Not washing hair was how grandma grew up. It was normal to her. I do wonder today if women still get their hair set, or is that something that happens with older women? In the 1950’s, women only washed their hair once a week. As the article states you can use a dry shampoo made from cornstarch and baby powder as I do, to allow your hair to absorb extra oils, and resulting in not needing to wash your hair as often. I can attest that it works, but I know my grandma was not using cornstarch on her hair, so did it just get used to only being washed once a week?
What do you remember about your grandma? Did she wash her hair? Was it short or long? I just wonder if there is something we can learn from them in regards to our hair. Maybe we overly heat, straighten, add chemicals, and maybe we need to go natural, wash once a week and see what happens.

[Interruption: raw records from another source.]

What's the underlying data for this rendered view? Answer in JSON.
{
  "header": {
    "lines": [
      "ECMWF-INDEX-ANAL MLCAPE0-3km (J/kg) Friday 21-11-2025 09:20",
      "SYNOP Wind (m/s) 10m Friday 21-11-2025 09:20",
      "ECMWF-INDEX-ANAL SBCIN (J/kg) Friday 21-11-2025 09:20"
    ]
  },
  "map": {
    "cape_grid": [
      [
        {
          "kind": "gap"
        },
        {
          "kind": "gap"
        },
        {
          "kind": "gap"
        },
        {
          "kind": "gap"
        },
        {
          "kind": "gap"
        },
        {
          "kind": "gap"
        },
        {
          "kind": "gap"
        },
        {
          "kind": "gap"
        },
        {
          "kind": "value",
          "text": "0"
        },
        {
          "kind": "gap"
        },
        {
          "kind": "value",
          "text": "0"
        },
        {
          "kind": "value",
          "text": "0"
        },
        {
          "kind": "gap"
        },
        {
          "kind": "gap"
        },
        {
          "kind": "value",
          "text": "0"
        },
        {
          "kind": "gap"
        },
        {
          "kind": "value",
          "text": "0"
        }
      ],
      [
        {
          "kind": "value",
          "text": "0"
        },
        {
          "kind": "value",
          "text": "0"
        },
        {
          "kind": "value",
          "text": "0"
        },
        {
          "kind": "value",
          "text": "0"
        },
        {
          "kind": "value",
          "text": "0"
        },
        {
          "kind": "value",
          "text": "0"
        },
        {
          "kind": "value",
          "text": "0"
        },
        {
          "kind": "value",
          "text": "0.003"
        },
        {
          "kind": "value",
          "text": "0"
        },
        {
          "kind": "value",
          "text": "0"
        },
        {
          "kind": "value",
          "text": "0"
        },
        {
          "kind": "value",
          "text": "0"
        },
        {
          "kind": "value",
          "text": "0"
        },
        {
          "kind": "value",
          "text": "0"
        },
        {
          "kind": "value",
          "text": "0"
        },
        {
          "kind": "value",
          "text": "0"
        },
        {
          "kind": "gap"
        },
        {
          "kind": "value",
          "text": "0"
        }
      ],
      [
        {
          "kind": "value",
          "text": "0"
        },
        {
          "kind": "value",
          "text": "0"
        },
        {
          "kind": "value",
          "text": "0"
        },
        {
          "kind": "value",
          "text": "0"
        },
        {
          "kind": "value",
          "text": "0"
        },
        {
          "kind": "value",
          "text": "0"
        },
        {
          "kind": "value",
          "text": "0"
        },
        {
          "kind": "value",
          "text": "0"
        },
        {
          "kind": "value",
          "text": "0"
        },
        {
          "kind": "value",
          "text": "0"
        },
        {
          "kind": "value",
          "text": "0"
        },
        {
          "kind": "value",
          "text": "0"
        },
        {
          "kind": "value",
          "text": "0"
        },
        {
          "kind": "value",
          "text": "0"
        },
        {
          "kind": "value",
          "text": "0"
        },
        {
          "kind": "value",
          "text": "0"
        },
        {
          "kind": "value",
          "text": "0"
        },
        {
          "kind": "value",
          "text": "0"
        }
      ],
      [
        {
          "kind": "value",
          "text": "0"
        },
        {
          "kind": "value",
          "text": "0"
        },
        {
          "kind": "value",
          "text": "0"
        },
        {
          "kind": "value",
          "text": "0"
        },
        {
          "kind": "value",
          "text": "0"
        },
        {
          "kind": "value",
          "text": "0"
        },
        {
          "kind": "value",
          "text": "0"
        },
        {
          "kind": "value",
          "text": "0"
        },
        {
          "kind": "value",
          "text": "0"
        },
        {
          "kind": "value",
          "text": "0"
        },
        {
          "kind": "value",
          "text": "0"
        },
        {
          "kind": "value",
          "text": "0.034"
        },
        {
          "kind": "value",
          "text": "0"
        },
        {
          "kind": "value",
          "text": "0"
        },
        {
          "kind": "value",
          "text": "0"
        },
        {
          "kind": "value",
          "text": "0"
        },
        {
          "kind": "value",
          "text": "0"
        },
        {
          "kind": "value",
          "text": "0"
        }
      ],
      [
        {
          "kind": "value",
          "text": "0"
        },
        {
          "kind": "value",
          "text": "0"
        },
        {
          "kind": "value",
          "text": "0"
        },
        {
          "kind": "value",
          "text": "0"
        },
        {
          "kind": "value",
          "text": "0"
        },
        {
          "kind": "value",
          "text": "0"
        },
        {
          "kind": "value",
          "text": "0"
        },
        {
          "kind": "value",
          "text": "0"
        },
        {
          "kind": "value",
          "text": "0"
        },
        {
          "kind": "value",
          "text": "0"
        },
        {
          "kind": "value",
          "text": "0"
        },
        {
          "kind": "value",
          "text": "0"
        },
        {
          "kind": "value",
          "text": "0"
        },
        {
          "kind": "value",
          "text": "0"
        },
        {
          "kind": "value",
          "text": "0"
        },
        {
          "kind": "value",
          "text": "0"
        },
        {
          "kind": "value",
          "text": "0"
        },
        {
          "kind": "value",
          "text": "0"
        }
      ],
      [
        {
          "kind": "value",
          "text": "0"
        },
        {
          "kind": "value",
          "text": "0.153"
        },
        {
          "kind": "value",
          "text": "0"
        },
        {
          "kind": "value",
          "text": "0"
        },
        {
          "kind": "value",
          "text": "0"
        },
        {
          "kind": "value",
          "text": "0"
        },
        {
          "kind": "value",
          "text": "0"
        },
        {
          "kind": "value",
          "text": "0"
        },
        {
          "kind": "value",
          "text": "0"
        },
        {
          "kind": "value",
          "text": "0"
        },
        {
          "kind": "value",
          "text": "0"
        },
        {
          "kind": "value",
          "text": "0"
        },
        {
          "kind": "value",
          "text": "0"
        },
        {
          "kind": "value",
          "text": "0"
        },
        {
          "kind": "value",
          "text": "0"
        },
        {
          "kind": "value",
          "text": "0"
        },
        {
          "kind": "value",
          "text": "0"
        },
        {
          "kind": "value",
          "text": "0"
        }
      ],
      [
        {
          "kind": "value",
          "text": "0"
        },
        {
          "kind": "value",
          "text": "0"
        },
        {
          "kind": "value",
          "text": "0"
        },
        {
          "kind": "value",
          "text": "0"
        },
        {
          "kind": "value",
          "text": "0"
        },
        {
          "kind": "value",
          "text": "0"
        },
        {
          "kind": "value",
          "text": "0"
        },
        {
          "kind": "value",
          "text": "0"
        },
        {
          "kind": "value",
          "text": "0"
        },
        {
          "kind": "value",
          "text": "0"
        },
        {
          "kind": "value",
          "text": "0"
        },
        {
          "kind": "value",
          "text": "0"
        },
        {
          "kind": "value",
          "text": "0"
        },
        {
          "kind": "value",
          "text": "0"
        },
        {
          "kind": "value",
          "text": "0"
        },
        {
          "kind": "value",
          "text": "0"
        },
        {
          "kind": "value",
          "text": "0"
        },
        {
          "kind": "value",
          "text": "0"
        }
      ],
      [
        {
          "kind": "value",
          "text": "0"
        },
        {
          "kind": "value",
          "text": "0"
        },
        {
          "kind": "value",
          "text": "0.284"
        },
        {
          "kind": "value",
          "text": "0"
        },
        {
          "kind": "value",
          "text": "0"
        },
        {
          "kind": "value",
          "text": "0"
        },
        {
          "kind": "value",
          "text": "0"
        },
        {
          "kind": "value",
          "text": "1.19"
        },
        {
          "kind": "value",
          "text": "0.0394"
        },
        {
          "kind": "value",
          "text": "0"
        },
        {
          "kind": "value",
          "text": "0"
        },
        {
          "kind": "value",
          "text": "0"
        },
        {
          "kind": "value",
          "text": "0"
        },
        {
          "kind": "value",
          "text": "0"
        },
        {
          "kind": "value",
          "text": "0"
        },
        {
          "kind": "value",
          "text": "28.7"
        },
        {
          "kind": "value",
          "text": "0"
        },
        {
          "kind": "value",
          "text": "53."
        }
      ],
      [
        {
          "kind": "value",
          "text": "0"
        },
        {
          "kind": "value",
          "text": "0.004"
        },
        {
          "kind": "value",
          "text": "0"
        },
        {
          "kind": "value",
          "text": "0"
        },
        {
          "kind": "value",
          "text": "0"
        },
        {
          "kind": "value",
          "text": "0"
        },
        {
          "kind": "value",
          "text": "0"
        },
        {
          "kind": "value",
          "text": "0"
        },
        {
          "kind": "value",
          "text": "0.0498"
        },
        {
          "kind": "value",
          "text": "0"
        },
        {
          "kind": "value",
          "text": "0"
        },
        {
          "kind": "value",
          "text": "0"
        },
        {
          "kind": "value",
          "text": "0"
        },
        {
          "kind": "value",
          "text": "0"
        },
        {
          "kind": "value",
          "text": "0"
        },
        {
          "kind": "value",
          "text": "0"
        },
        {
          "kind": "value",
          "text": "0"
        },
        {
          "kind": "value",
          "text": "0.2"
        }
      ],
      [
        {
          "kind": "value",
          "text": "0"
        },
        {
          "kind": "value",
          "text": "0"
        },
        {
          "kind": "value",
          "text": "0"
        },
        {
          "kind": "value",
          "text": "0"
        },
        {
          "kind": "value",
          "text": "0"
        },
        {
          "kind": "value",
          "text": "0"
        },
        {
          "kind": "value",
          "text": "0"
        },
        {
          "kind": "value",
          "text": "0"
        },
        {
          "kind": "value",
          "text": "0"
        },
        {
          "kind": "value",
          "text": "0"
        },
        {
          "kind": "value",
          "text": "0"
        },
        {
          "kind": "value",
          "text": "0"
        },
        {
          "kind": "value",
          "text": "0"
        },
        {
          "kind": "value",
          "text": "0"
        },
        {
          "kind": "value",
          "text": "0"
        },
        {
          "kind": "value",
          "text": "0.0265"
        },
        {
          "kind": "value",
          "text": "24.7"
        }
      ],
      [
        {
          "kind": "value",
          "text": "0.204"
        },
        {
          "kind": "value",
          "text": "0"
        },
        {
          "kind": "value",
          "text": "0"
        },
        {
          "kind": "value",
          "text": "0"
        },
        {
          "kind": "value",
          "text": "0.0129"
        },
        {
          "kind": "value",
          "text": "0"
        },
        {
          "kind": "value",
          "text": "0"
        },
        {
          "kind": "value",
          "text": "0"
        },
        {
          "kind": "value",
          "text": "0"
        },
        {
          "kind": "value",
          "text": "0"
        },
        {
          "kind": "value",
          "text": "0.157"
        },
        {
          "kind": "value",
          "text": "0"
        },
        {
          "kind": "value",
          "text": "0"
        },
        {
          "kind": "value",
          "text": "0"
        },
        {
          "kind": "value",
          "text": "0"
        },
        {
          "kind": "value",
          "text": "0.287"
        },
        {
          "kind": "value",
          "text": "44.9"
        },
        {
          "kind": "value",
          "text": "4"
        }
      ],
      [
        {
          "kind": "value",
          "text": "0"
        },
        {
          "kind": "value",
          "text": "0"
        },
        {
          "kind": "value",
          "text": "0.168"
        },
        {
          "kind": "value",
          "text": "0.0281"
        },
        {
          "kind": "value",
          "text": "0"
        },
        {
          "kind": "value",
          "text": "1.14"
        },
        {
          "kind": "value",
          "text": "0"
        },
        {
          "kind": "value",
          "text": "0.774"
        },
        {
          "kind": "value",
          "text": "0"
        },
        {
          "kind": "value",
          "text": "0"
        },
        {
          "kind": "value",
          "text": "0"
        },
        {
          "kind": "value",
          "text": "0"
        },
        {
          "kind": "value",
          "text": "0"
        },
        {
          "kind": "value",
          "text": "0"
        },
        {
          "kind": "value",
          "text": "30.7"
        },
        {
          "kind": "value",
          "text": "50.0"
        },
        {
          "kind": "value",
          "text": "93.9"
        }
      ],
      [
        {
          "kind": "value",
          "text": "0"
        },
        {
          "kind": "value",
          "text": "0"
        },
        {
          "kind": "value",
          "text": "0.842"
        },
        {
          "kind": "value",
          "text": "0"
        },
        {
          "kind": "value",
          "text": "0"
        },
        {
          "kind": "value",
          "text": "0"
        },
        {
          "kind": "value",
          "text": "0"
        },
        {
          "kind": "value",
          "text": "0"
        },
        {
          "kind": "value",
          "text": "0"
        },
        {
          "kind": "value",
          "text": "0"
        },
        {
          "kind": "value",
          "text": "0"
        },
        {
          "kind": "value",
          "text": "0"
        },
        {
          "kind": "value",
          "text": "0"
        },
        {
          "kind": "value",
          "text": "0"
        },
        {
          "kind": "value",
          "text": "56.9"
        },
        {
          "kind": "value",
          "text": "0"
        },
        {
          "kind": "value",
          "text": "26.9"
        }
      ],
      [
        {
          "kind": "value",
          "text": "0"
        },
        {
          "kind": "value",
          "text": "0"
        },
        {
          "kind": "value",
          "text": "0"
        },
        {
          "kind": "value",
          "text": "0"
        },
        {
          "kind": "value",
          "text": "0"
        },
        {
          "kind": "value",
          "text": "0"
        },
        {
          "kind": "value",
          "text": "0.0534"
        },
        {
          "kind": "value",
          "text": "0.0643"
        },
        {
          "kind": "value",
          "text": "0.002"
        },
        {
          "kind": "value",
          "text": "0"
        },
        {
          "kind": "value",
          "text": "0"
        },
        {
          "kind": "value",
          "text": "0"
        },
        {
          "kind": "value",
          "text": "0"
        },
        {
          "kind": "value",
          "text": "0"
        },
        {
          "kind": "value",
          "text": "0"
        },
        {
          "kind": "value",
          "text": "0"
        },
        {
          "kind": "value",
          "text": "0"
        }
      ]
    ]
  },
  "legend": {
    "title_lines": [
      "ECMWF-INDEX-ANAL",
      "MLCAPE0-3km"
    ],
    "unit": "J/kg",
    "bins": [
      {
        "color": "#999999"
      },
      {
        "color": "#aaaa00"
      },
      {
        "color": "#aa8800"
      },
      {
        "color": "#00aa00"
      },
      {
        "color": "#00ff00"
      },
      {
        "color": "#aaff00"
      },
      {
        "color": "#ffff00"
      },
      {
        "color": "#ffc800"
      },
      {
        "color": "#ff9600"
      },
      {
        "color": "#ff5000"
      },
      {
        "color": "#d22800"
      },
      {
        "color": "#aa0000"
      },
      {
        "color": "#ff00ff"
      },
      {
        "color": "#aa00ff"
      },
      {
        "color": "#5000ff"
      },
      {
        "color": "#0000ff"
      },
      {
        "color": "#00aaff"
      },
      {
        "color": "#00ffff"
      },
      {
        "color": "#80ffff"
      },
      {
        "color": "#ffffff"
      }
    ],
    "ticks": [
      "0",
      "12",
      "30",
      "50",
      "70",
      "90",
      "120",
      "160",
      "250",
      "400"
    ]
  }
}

Funny you mention this as when i was younger and in much more possession of hair, i grew it out like plumage on a peacock. To get past the awkward stage where your hair begins to look like the ’50’s Beatles, i would get it cut by a professional. First thing he said to do was to stop washing my hair on the weekends. wet it and brush it back but do not wash. so i follow my expert’s directions and did not wash it. Over time, this made his life easier as the natural oils would keep the hair from splitting and, over time, it would develop a very healthy shine to it. because i did not add dry shampoos, i would use a different brush for the weekend but it never became an odoriferous issue! I know because i was single and i would go out and i never was told that i needed to wash my hair. Hahahaha – could have been because i usually went to punk rock venues in NYC and was probably dripping with sweat anyway! 🙂
after a while, once it got past pony tail length, Sunday became brush it back and put on a baseball cap day. i never felt comfortable with a pony tail. oh well. thanks for memory lane!

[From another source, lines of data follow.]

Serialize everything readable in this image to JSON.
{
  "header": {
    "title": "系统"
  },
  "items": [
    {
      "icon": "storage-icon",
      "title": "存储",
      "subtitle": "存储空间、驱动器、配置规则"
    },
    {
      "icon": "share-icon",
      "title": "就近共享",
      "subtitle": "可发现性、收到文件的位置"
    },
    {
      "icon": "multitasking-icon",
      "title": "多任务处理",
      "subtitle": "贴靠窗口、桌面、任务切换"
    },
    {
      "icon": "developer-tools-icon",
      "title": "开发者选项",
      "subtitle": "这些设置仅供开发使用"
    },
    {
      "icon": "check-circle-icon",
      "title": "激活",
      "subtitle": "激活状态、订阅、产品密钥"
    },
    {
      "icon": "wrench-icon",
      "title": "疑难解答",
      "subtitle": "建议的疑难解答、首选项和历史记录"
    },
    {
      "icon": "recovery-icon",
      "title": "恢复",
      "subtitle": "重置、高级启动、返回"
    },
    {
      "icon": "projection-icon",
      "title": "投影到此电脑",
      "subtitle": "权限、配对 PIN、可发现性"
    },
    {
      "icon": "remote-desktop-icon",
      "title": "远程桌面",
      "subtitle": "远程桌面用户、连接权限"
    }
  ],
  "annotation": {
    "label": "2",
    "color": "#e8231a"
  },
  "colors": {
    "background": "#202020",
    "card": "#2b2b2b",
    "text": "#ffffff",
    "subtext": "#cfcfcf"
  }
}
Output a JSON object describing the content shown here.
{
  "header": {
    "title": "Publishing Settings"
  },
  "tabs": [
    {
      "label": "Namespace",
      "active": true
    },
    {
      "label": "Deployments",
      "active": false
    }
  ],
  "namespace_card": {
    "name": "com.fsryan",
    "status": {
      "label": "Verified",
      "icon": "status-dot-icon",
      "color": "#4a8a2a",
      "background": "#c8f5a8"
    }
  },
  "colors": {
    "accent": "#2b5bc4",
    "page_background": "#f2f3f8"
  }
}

Wow. Good to know – maybe I need to let it go a little longer between washes. It is harder with blonde/brown hair!
Great memories of moms and grandmoms having their weekly beauty shop appointments. They looked forward to seeing friends with appointments at the same time, but mostly looked forward to talking with their best friend — their hairdresser. Mom’s hairdresser knew more about our family than I can even imagine. Since she had long hair in a complicated “updo”, the process took longer than most. And yes, those hairdos lasted a week for sure, or longer if needed. There were many more brands of hairspray in those days too — everyone depended on it.
PS. Do you make your own dry shampoo? Sounds like it works!
I do. It is easy. I just use corn starch. I put it in a jar and leave it in the bathroom, and then sprinkle it at the roots on days when I have oily roots, and then brush it through. Yes, my grandma was a strange one, she would talk to her hair dresser, but was sort of curt to the other women there. She felt they gossiped and she did not want them to know her private life. I guess you could say she was a bit of an introvert.